Si tratta di un quadro che evidenzia una crescente dipendenza dagli strumenti digitali e un peggioramento del benessere emotivo.

Il declino delle attività offline: musei, cinema e sport ai minimi

La vita offline degli adolescenti appare sempre più limitata:

  • 1 su 2 non ha visitato musei o mostre nel 2024

  • 21,2% non è mai andato al cinema

  • 46,2% non legge libri al di fuori di quelli scolastici

  • 18,1% non pratica alcuna attività fisica (29,2% nel Mezzogiorno)

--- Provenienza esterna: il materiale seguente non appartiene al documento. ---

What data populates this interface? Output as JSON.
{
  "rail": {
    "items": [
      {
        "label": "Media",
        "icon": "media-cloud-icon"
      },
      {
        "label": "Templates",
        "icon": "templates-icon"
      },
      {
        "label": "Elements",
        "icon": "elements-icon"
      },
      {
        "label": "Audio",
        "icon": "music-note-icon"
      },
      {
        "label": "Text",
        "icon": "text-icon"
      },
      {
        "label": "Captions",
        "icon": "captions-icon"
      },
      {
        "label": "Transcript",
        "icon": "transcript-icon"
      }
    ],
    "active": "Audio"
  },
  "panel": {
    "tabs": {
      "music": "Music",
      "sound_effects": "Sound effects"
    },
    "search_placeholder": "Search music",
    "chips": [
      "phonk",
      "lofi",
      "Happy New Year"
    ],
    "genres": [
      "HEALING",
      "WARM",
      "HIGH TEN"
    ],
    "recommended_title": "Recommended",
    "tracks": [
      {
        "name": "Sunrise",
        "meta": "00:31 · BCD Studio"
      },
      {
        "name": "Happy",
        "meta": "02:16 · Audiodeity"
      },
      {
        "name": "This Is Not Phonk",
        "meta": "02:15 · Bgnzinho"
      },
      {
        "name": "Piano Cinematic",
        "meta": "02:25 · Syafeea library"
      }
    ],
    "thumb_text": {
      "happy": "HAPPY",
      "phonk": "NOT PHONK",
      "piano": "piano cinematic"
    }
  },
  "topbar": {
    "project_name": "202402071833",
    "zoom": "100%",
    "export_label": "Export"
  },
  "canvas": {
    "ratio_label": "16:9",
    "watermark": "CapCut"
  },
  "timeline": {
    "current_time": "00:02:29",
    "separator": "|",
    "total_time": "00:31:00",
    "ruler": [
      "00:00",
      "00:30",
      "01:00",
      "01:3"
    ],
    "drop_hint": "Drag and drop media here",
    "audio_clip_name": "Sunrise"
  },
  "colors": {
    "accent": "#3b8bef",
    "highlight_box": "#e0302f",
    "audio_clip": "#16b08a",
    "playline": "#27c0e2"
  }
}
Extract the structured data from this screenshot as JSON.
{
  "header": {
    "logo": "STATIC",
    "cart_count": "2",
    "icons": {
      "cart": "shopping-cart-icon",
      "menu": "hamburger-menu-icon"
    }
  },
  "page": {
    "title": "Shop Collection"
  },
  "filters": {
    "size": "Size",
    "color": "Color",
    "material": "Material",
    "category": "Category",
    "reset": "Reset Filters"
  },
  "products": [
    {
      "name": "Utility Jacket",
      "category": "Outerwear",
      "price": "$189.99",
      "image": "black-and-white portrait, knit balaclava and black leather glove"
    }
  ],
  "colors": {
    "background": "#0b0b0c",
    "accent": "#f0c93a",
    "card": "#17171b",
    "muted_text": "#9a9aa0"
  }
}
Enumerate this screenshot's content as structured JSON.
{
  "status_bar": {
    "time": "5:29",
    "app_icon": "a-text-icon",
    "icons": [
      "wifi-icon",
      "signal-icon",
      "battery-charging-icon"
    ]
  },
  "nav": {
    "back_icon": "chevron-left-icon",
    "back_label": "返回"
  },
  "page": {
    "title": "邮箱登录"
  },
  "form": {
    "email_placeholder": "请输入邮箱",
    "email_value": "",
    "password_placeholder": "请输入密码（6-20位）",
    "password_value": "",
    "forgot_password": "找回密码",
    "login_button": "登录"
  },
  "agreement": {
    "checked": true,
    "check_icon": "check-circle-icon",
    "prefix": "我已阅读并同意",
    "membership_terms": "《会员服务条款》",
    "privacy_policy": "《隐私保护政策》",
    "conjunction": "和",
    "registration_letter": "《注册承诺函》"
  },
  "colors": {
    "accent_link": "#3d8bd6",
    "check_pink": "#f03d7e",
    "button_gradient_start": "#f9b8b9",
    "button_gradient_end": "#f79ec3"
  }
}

La distanza dalla cultura e dallo sport si intreccia con un uso sempre maggiore dell’IA e dello smartphone, contribuendo a un isolamento che spinge sempre più ragazzi verso un “confidente digitale”.

ChatGPT e l’IA stanno diventando un punto di riferimento

I dati di Save the Children rivelano un cambiamento profondo: ChatGPT e l’IA stanno diventando un punto di riferimento emotivo per gli adolescenti, spesso più degli amici reali.
Una tendenza che richiede attenzione, dialogo e nuove politiche educative per garantire un uso consapevole e sano della tecnologia.